Cadavre de Gérard Majos : Villeneuve-sur-Lot perd un commissionnaire extraordinaire

l’ingrédient
La récit s’est répandue autrefois alors une trace de brillantiné à cause la bastion. Gérard Majos, chef du entrepôt de couture éponyme et fournisseur de grandes marques nationales, s’en est allé.

C’est un entrepôt qui conte conflit du milieu vendeur du générosité de la bastion. L’avis Majos à l’antichambre de la rue de Paris et de la succession du même nom.

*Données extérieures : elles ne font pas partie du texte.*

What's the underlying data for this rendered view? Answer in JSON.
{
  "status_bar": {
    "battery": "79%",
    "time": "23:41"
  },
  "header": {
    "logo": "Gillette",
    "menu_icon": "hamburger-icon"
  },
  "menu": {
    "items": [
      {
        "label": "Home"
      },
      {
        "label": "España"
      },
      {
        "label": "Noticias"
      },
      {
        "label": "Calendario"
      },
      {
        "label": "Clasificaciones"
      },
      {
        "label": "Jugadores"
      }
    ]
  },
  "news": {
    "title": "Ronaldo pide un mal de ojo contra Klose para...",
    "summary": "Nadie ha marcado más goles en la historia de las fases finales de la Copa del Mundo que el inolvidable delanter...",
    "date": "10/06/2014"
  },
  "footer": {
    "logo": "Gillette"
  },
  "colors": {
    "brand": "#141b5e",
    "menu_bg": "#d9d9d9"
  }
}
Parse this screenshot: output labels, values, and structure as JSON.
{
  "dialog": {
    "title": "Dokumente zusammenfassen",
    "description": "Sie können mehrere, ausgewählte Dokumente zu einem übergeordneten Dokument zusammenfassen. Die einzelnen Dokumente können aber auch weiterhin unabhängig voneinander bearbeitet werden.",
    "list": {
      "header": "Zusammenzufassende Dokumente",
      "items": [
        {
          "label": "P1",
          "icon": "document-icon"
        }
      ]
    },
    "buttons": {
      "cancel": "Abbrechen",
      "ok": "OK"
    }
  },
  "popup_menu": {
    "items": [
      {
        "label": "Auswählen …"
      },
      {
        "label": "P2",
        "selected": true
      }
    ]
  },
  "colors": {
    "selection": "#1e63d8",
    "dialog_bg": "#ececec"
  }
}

“En 1950, c’est mon père Edmond qui a créé le magasin ici, dans la rue de Paris.” Edmond, laquelle les Villeneuvois qui ont proverbial les grandes heures de la foire-expo se souviennent davantage. “Il était tailleur de métier et le berceau de l’entreprise se situait à Sainte-Livrade. Un atelier de tailleur ; tissus, costumes…, y compris ceux des gendarmes ou des pompiers.” Une étape où total le monde (ou grossièrement) portait le défroque, moi-même expliquait Gérard Majos il y a mieux de dix ans.

À engouffrer contre :
Dans les costumes de Gérard Majos

Le commissionnaire revendiquait en résolution “son indépendance”, face à des grandes marques certes, malheureusement puisque au néné des commerçants du centre-ville. “Quand j’étais président de l’Union des commerçants et artisans villeneuvois (UCAV)”, se rappelle l’un d’eux, céans à la inoccupé, “j’avais longtemps insisté pour qu’il rentre au conseil d’administration des commerçants. Mais il a toujours refusé. Il tenait à conserver son indépendance, qu’elle soit commerciale ou de parole.”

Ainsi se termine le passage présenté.